Corte Suprema frena reclamo de compradora y prioriza a víctima de despojo en millonario predio

La Sala de Casación Civil determinó que cuando un inmueble proviene de un acto delictivo declarado en sentencia, los derechos de la víctima prevalecen sobre la confianza en el registro público.

Redacción El Qhubo/ Periodista Jhisús Chacín

La Corte Suprema de Justicia fijó un precedente al reiterar que los derechos de las víctimas de despojo prevalecen sobre los de terceros que hayan adquirido bienes derivados de un delito, incluso si alegan haber actuado de buena fe. La decisión fue adoptada por la Sala de Casación Civil, Agraria y Rural al resolver una controversia sobre la titularidad de un inmueble de alto valor económico.

El tribunal precisó que cuando un título de propiedad tiene origen en un hecho punible declarado mediante sentencia judicial, la transmisión del dominio se interrumpe de manera absoluta. En ese escenario, el delito no puede convertirse en fuente legítima de derechos, ni siquiera para quienes invocan confianza en el sistema registral.

La Corte Suprema de Justicia fijó un precedente al reiterar que los derechos de las víctimas de despojo prevalecen / Foto. Corte suprema

El caso analizado se relaciona con un predio ubicado en Floridablanca, Santander, cuyo valor supera los 4.630 millones de pesos. La propiedad fue objeto de una donación realizada por un adulto mayor con diagnóstico de deterioro cognitivo en favor de su apoderado y de un tercero. Posteriormente, el terreno fue vendido a la hermana del apoderado por 2.400 millones de pesos, cifra inferior a su avalúo comercial.

La jurisdicción penal intervino y condenó a los vendedores por el delito de abuso de condiciones de inferioridad agravado. El juez determinó que se aprovecharon del estado de salud del anciano para obtener el control del bien de manera fraudulenta. En esa sentencia se ordenó anular la donación inicial y todos los actos posteriores derivados de ese título.
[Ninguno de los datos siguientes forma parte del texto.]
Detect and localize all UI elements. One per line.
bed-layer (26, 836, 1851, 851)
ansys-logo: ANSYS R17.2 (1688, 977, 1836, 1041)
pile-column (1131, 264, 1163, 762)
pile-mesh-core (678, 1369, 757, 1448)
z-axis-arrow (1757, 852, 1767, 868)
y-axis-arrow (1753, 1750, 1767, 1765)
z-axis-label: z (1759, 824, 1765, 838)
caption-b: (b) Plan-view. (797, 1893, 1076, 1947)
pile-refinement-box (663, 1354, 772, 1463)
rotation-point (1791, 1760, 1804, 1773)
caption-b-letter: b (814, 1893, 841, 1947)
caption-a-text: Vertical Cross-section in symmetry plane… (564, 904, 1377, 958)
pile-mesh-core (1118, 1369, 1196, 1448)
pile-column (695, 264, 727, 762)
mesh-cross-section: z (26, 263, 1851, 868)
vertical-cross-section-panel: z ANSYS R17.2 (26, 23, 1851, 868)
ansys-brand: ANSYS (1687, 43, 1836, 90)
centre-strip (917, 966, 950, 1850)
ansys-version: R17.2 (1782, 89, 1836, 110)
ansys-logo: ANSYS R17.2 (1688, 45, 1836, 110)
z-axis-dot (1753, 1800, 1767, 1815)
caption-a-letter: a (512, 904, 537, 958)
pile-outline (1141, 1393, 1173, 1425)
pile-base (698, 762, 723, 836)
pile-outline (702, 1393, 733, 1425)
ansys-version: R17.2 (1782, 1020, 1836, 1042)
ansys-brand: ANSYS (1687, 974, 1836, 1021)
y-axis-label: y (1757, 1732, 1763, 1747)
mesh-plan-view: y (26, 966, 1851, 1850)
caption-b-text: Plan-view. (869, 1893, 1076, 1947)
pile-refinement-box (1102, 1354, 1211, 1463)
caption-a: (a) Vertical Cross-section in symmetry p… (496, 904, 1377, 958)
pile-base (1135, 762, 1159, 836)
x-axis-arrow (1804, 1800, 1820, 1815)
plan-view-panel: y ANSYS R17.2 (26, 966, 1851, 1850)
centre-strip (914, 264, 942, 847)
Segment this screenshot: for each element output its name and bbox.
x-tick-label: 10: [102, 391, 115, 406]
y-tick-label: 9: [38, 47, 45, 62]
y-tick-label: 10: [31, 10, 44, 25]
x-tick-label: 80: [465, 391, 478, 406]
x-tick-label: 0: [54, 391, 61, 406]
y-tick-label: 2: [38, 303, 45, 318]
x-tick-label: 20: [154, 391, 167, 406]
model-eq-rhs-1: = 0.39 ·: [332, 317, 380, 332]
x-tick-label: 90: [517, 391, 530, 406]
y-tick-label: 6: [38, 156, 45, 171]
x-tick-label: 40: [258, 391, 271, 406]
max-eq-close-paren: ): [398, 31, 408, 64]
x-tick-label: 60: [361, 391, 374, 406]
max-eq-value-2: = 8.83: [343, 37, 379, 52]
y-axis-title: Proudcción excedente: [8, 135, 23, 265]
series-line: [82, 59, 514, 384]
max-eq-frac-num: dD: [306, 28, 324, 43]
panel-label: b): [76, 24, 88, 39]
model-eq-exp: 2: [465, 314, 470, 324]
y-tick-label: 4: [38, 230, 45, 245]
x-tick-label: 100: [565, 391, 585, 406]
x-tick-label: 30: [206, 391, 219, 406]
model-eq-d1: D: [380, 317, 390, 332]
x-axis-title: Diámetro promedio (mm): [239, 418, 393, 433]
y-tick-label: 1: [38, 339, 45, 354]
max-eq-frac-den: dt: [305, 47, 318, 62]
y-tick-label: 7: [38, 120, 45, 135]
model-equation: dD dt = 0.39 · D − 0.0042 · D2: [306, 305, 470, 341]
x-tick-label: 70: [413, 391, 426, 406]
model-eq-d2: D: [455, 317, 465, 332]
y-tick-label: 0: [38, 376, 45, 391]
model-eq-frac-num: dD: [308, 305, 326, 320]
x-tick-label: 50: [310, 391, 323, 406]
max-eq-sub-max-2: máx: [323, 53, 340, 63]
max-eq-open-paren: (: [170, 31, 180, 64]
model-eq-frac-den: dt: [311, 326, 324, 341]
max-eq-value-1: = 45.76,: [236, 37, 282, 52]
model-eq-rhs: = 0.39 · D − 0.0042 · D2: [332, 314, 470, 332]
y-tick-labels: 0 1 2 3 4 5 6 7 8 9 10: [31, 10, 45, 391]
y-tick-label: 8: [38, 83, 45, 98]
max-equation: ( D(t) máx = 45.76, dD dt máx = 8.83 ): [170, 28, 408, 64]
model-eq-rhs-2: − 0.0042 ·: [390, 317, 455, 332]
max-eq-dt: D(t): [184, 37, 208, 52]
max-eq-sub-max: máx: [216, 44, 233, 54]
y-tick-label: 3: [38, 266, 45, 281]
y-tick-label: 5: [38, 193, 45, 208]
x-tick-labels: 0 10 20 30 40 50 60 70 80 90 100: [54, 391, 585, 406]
El caso analizado se relaciona con un predio ubicado en Floridablanca, Santander, cuyo valor supera los 4.630 millones de pesos. | Foto: El País

A pesar de la decisión penal, la compradora promovió una demanda contra los herederos de la víctima con el fin de recuperar el control material del inmueble. Argumentó que era la propietaria legítima, debido a que la orden judicial no figuraba inscrita en el folio de matrícula inmobiliaria ante la oficina de instrumentos públicos. Su tesis se apoyaba en la publicidad registral.

La Corte Suprema rechazó ese planteamiento. Explicó que en Colombia la tradición de bienes inmuebles exige una secuencia válida y continua. Si en esa cadena interviene un delito, la transferencia queda jurídicamente interrumpida. En consecuencia, la apariencia de legalidad derivada del registro no puede oponerse a la pretensión restitutoria de quien sufrió el despojo.

El fallo enfatiza la protección constitucional de la parte más vulnerable. | Foto: Cortesía: Defensoría del Pueblo regional Chocó.

En la sentencia se indicó que la publicidad registral del modo la tradición no hace oponible el derecho del adquirente frente a la víctima cuando el título subyacente proviene de un hecho punible. Para la Sala, permitir lo contrario implicaría legitimar una situación nacida de una conducta ilícita.

El alto tribunal también precisó que no es jurídicamente equiparable la posición de la víctima del despojo con la del tercero adquirente. Mientras este último elige a su contraparte y asume riesgos propios del negocio jurídico, la víctima no consintió relación alguna ni tuvo oportunidad de evaluar la conducta del victimario.